Polygraphe ?

Comment me présenter à autrui ?

C’était aisé du temps que j’avais une « existence » professionnelle [Voir infra].

En fonction de la période et du contexte, je répondais psychothérapeute, consultant ou dirigeant avec, au besoin, des indications complémentaires sur mon approche, mes techniques ou l’entreprise concernée.
Il en va tout autrement depuis 2001 : je suis resté en marge de la vie active et, quelques années plus tard, cessant de m’en soucier, je n’ai plus fait que réfléchir, lire, débattre et écrire.

Quoi ? Un essai de philosophie politique (ou plusieurs), un roman historique (ou plusieurs). et une succession de blogs occasionnellement victimes des malveillances que, sur le Net, on croise un jour ou l’autre.

Et sur quoi ? Potentiellement sur tout, puisque le mot d’ordre (« Dépasser les conflits inutiles ») que je me suis donné semble être la clé du changement de paradigme dont, comme tant d’autres, je sens la nécessité ; sa mise en œuvre touche donc à tous les domaines de la culture et de la politique.

Mes intérêts sont ainsi très divers, ce dont mes amis anglo-saxons rendent parfois compte en me traitant de « polymath ». J’y réponds modestement en me qualifiant de « touche-à-tout ». Et puisqu’il s’agit ici de me qualifier par le biais de l’écrit, « polygraphe » me convient.
Il est vrai que je me reconnais dans la vocation encyclopédique de certains « grands esprits » qu’on a crus « universels », mais j’accepte aussi que, par le biais de ce qualificatif, on m’assimile à « un journaliste qui traite de plusieurs sujets sans les maîtriser ».En effet, je ne « maîtrise » rien et je ne le prétends pas.

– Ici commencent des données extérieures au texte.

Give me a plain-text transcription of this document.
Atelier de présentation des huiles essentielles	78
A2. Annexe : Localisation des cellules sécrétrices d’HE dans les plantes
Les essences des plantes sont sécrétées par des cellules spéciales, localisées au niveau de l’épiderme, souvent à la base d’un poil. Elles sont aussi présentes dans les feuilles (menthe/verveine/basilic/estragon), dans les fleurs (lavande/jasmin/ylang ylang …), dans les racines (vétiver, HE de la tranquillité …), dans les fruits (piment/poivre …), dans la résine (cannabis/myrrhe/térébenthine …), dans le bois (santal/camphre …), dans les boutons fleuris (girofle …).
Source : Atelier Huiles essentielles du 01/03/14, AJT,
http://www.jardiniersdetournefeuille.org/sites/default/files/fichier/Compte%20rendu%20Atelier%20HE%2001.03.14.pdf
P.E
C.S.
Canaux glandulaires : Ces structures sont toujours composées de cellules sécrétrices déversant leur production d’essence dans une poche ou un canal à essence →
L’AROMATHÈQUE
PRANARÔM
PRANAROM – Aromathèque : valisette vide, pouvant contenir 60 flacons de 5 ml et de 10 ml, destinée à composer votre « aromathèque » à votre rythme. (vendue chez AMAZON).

D’ailleurs, je pousse le vice jusqu’à mettre au centre de ma pensée cette idée que, s’il est parmi nous de plus savants que d’autres (et parfois beaucoup plus), nul ne maîtrise seul « son » domaine car il n’est de « savoirs » que négociés et constamment négociables.

Enfin comme, en anglais, on parle de « polygraph » pour désigner ce naïf appareil électrique dont on se sert parfois comme « détecteur de mensonges », j’accepte aussi cette amusante assimilation : le changement de paradigme que je vise est inspiré par l’idée que nombre de nos conceptions sont erronées, trompeuses, mensongères, dangereuses (et je ne parle pas des « fake news« ). Or, c’est vrai, à chaque instant j’en rencontre et dénonce mais…

mon but est d’aller au-delà :
il y a encore beaucoup à déblayer mais je n’aurai, nous n’aurons rien fait tant que nous n’aurons pu esquisser au moins la vision d’un avenir désirable et crédible pour tous.

C’est à ce titre que, depuis peu, je participe au « Club convivialiste », fort stimulant réseau où j’échange avec de bons esprits engagés dans des réflexions similaires.

N.B. Si vous voulez en savoir plus sur mon approche, je vous recommande, dans l’ordre, les articles suivants…
Dépasser les conflits inutiles
Aventurer l’avenir
12 septembre 2001
Des prédateurs suicidaires qui se prennent pour des proies

D’autres viendront prochainement…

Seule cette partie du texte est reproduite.